To roses and columbine he had added forget-me-nots, violets, and hyacinths; and his fruits and vegetables now included carrots, radishes, squashes, gourds, and even a grapevine with several succulent bunches. He had also planted three olive trees which eventually, he hoped, would supply him with oil. He had built an olive press in his workshop.

“One of these days you’ll be completely self-sufficient,” said Kora with admiration. “You’ll grow and make everything you need. Eunostos, I’m proud of you.”

“Three years ago, you said that carpentry wasn’t very poetic,” Eunostos reminded her.

“That was three years ago. Now I can see poetry in a well-made chair.”

“I wish-” he began. But no, he must not express or even entertain such wishes. “Come into the house, Kora.”

Icarus had visited the Zeus-father room on several occasions and he crawled at once to the toy glider, which he had already battered-broken a wing, bent the tail-but which remained his favorite toy. Thea, who could walk for short distances, headed for a doll of terra cotta, a little girl with round painted eyes and smiling mouth, who looked like a happy Thea. The resemblance was no accident; Eunostos had used her for his model. She sat in a corner and cradled the doll in her arms and looked at him for the first time in a month as if his horns were friendly instead of frightening.

With the children thus occupied, Eunostos invited Kora to walk into the garden. It never occurred to him that there might be danger in his own house.

“I want to ask you about one of my rose bushes.” He led her among the flowers and indicated a particularly woebegone bush. “I water it every day and can’t understand what’s wrong.”

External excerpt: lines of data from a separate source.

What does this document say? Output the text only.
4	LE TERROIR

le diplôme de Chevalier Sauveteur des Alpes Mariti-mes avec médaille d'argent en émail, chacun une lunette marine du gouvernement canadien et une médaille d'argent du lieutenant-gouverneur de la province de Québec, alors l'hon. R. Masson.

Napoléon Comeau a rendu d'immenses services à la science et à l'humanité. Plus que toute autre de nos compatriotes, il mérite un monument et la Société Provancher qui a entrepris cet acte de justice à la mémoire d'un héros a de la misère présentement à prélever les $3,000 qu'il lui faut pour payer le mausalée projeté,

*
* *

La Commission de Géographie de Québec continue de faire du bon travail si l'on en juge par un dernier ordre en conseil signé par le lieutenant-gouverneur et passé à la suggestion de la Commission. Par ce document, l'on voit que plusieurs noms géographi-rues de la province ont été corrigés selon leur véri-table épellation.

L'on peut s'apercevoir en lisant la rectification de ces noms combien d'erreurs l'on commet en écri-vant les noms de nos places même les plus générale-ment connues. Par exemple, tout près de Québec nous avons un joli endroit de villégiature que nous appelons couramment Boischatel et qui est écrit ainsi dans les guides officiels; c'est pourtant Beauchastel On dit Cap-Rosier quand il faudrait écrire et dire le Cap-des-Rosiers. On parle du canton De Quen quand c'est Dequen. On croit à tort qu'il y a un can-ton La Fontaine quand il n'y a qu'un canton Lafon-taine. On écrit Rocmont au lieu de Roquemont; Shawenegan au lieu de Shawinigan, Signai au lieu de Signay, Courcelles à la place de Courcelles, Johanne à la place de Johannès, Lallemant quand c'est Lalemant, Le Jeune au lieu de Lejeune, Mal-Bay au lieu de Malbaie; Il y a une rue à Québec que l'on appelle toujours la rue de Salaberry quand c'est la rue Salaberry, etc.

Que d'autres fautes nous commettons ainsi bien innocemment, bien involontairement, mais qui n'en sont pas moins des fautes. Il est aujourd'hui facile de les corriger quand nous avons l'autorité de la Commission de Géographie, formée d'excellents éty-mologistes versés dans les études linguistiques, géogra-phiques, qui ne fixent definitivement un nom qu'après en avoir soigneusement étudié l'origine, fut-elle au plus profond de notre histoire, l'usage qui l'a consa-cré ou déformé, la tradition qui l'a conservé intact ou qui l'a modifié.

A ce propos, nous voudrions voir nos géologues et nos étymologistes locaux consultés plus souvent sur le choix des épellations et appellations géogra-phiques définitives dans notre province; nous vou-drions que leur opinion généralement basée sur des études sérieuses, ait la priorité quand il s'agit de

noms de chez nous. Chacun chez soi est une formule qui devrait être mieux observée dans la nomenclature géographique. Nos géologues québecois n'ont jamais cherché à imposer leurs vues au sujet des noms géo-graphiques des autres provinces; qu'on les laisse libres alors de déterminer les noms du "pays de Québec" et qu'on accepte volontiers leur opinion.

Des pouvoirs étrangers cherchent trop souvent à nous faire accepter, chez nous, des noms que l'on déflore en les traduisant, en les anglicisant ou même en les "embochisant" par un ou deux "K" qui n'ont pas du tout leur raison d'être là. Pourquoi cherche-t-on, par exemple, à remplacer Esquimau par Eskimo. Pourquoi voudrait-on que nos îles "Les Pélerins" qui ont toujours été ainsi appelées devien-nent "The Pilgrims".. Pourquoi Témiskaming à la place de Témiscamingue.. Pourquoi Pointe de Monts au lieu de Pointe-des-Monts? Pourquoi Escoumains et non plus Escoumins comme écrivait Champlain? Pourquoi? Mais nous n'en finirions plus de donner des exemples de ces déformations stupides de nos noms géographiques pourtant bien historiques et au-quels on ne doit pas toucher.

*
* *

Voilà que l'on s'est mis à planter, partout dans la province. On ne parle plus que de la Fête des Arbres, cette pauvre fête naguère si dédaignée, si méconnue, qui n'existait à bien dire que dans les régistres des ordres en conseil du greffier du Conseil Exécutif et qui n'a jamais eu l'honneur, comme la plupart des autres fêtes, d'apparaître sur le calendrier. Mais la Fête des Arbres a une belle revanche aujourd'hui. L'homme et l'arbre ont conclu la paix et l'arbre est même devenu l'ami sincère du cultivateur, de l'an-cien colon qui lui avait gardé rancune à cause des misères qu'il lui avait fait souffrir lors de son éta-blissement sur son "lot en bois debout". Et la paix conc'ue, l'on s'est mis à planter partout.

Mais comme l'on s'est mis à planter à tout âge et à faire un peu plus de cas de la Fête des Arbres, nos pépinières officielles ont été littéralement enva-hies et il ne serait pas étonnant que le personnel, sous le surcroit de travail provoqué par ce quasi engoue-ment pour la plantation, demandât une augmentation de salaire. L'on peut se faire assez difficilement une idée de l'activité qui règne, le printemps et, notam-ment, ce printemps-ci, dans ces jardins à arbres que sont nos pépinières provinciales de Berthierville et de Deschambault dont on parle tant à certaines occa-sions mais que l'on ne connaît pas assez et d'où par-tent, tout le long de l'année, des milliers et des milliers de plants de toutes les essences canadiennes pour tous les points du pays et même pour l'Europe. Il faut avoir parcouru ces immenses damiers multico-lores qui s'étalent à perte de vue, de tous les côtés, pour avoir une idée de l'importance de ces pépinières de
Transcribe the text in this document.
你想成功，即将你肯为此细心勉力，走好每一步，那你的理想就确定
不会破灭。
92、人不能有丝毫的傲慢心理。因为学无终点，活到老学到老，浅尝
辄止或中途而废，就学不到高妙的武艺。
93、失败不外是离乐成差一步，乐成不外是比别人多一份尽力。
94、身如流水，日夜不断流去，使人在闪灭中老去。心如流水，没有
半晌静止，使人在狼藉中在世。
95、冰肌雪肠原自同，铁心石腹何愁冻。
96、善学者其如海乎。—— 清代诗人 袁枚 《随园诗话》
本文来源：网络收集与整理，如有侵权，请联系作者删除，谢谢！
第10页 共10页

“She isn’t eating properly. You can get some potash from the Centaurs. To roses, it’s what bread is to you and me.”

“I knew you’d know. That’s just what I’ll do.”

They strolled from the roses to the workshop and climbed down the ladder to greet Bion, who was polishing a large amethyst. He greeted them with a wave of his feelers but, dedicated worker that he was, never stopped the rapid swish-swish of his forelegs.

“We’d better get back to the children,” said Kora. “Thea might get scared.”

As they emerged from the workshop, they heard a whispering-not the children’s-from the house.

They broke into a run.

“It’s only a Bear Girl,” said Eunostos with relief. “They’re very gentle with children.”

The Girl was cradling Thea in her arms and talking to her. She looked up at them, startled, and then she smiled, no more than a child herself. Her smile was engaging, but her fur was in need of a comb.